Of course, we’d already taken the decision to move our event to September, but the subsequent fallout of that move brought these megatrends into sharper focus: we saw the immediate impact of traffic-free towns on the local environment; we were worried about the wellbeing of employees suddenly having to balance work, life, parenting, schooling from the confines of their homes; we had to roll out technology to keep us connected at lightening speeds to stay in touch with colleagues; and we had countless conversations about the future of ‘work’ and whether homeworking was the ‘new norm’.

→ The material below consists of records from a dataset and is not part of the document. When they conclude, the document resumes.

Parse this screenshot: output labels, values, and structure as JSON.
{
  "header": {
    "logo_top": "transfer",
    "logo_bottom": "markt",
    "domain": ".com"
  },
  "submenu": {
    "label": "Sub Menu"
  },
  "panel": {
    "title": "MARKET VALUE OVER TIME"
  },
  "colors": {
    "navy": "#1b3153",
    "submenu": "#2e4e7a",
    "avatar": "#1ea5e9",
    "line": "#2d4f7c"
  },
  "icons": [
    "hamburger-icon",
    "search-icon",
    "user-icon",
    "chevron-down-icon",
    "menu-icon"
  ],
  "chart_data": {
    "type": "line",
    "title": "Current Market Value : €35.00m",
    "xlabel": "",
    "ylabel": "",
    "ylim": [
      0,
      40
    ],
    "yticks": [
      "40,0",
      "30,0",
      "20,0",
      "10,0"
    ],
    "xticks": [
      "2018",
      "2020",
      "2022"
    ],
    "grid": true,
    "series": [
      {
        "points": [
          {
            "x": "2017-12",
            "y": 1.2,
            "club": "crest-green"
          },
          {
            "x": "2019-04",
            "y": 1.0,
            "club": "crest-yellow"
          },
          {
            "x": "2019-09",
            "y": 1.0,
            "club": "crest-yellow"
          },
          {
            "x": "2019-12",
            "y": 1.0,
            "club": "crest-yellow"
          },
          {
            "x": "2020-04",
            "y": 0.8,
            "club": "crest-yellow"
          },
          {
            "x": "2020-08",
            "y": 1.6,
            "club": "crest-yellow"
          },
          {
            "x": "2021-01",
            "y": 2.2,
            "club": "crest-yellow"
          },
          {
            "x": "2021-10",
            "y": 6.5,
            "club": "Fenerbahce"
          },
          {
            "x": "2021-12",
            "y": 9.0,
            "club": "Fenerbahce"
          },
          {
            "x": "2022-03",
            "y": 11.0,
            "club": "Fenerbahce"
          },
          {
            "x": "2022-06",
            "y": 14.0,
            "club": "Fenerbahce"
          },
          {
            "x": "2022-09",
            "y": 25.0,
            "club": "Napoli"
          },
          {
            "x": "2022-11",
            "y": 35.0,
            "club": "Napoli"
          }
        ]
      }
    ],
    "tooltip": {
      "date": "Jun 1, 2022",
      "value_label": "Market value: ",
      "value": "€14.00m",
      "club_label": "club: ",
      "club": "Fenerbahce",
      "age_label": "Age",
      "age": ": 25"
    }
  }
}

That made it all the more important to hear from our speakers. All experts in their field and who, like all of us, had been navigating these turbulent times in real time. Pen Hadow told us of his mind-blowing story of solo expeditions to the North Pole and broke down the real climate emergency in a way I’ve never heard before. Not only did he speak of the fragility of the northern ice cap, but also showed how this is going to be sped up by commercial activity in the region made possible by the melting ice. He’s on a mission to get that region protected; it’s a big mission but he’s passionate about it. He challenged each and every one of us, all able to make big changes in our organisations given our positions, to do something as well. We have to.

Marjorie Wallace gave an honest reflection on the nation’s mental health during the pandemic and showed us the role that organisations can play going forward. Already seeing success with their Black Dog campaign, which aims to provide environments and opportunities for colleagues to talk openly about their mental health, she highlighted that the pandemic is exacerbating an already difficult situation and urged our audience to take an active role in supporting their employees through this difficult time.

What both of these talks reminded me of - and it’s something that should inspire you all - is the agency we have in this. Lots of professions will rightly claim to have skin in the game because these are wide topics, but these particularly areas are things that we as a community can have a huge role in as we’re already connected to them in some way. As ‘super-connectors’, any positive change we make will touch all corners of our organisations.

We will need to maintain that proactive attitude for the final two megatrends: technology and the future of work.

Dave Coplin joined us again, having spoken at our 2015 conference, to talk us through the latest thinking on the future of technology, but as ever his message was one of human progress going hand-in-hand rather than the ‘loss of jobs’ narrative that seems to dominate. He bemoaned the tendency for people to use technology to make what we did yesterday a bit better today. Instead, we should start our thinking from a fresh perspective and look at the work experience we want to create and how technology can get us there, adopting an experimental, rather than predictive, mindset.

And finally, we were treated to the ideas of Matthew Taylor, CEO of RSA and author of 2017 report, ‘Good Work’, an independent review into modern employment, commissioned by the UK Prime Minister. He explored a number of scenarios and challenges that are heading our way, but rather than taking a binary view of home versus office, he explored how huge changes to market conditions drive new business models. That is actually the starting point because work drives talent and talent drives workplace because, essentially, organisations will be wondering how to use ‘human labour to generate value’. How much of our work is about supporting that and how much is about maintaining the ‘fixed asset’?

I think it is in that last idea that the true message of our conference lies, and something we were treated to earlier in the week by professional pirate Sam Conniff. If we are waiting for people to tell us what they need in their sustainability and wellbeing programme, or what technology is going to do to our profession or what the organisation decides it needs to support work moving forward, we are always going to be a profession that is ‘done to’. If we are going to become the business leaders that we say we want to be, we need to stop waiting for permission. We have to go and grab the opportunities.

If you're a registered delegate and you missed any of the sessions or want to watch them again, you can catch them on the Conference platform where all sessions will remain available until the end of 2020.